The study identified significant differences in metabolomic profiles among the three coral genera but not within genotypes of the scleractinian corals. LC-MS analysis revealed distinct lipidome profiles among genera, with shared lipid families present at different concentrations and exhibiting structural variations in fatty acid chains. Specific betaine lipids (MGCC, DGCC, PAF, lyso-PAF) were identified and showed distinct distributions across genera. NMR analysis identified 24 metabolites (18 annotated, 6 unknown), predominantly amino acids and their betaine derivatives. The study revealed a high degree of genus-specificity in these polar metabolites. Geographical variability was also observed. Significant differences were detected in the lipidomes of the same coral genera across two islands in different marine provinces and also among sites. Geographic differences in the polar metabolome (NMR) were primarily observed in *Porites* spp. A novel family of sulfolipids was identified in *Millepora* cf. *platyphylla* from one location.

The findings highlight the significant role of genus-specific metabolic profiles in the coral holobiont, indicating distinct metabolic strategies employed by different genera, and the influence of environmental factors (primarily temperature) on the metabolome. While Symbiodiniaceae play a central role, they do not solely determine the observed differences. The observed variations suggest that both holobiont composition and environmental interactions drive metabolic diversity. The study underscores the importance of studying natural coral populations to understand adaptive responses to environmental changes. The differences observed in betaine concentration across genera suggest variations in osmoregulation mechanisms. Geographic differences in lipidomes highlight environmental adaptation, with the observed sulfolipid variations possibly indicating heat stress response.

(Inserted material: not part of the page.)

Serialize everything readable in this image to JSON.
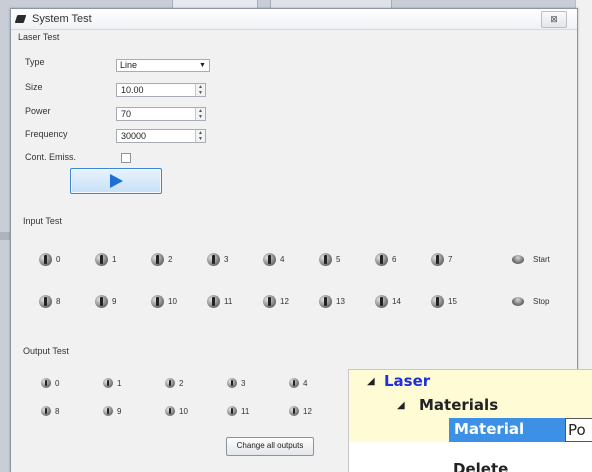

This study provides a standardized metabolomic approach for coral research, revealing significant genus-specific and geographic metabolic variability in three Pacific coral genera. While Symbiodiniaceae contribute substantially, the combined effect of host, symbiont, and environment shapes the coral holobiont's metabolic profile. Future research should focus on expanding the analysis to the entire Tara Pacific dataset to better understand the relationship between metabolome, genotype, and environmental variables. Further characterization of novel metabolites is crucial for understanding their functional roles in coral adaptation and survival.

The study analyzed only a subset of samples from the Tara Pacific expedition. While the methodology was designed for scalability, the conclusions drawn are based on a limited geographic representation. Additionally, full structural confirmation of some compounds, particularly the novel sulfolipids, requires further investigation. The study focuses on the metabolome, neglecting other –omics data that could provide additional insights into the complex coral holobiont interaction.